Appledore – in Old Directories and Gazetteers
Foreword
The booklet available on this page for download is for reference more than reading and as a digitised document it can be searched for names, trades, professions and places. Some of the earlier directories also listed the gentry or other notable people.
The directories contain information that may not be found anywhere else, especially for the years between censuses. There are a few advertisements placed by local traders, which can be more descriptive than a census entry.
The directories give a snapshot of a place at a particular time – how many shoemakers, carpenters and publicans, etc. A picture of the community emerges, with an impression of its activity.
The directories are socially restricted. You will only find the people who had some sort of position in life, from landowner to tradesman and shopkeeper.
For the most part, the directories are lists, but they also contain information about local government and other organisational structures. Some of the gazetteers give an overview of history, geography and commercial activity.
Sadly, the entries rarely include an address for rural villages like Appledore. We can’t say that a building that survives today was once the premises of a shoemaker or a wheelwright.

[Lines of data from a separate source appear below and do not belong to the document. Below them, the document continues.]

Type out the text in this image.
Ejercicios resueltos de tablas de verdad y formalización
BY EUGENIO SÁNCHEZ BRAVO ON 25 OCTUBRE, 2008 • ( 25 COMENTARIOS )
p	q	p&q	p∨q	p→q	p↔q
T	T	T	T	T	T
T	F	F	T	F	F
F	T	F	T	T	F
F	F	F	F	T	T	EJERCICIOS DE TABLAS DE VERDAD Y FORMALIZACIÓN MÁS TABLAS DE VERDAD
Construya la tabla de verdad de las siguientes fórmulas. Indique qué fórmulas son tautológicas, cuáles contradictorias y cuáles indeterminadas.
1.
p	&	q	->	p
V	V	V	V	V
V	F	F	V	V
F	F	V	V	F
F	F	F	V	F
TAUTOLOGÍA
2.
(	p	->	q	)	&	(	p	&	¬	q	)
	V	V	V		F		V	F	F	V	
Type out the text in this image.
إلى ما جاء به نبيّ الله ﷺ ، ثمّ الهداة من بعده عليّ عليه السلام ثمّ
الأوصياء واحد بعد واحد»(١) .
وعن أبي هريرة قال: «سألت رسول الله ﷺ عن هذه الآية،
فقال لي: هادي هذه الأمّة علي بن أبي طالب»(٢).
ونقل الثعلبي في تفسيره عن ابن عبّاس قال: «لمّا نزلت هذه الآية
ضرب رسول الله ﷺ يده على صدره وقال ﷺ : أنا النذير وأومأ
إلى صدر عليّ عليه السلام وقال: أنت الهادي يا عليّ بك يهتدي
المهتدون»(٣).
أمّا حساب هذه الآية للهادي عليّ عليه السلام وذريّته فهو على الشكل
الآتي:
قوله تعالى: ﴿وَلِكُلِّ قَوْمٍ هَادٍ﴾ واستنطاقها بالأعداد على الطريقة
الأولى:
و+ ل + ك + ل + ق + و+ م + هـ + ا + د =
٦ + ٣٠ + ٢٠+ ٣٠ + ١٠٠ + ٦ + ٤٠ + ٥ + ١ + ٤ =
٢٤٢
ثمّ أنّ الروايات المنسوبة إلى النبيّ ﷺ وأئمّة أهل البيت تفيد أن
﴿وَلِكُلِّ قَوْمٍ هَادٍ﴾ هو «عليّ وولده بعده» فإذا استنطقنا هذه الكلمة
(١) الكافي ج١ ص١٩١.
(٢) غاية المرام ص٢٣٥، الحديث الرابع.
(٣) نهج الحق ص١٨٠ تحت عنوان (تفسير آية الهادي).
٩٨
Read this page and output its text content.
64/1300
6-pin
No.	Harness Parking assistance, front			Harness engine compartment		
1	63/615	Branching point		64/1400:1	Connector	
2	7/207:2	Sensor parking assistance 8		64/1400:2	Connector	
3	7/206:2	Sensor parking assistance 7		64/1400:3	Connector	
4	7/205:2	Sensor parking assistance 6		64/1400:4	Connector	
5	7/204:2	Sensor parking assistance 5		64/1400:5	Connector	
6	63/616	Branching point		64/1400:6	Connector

These extracts come from ten directories or gazetteers. Some information will be repeated if it has been copied over from one edition of the directory to the next.
Ebony and Fairfield have been included because they often had people or families in common with Appledore. We learn that Fairfield had a shop, in 1855, run by Mrs Ann Skeer. It might not have been a big shop.
Incidentally, I can’t identify the former vicar quoted on the cover page of this booklet, or the original source of his remarks. In these directories, the quote is in Pike’s Directory of 1884-85.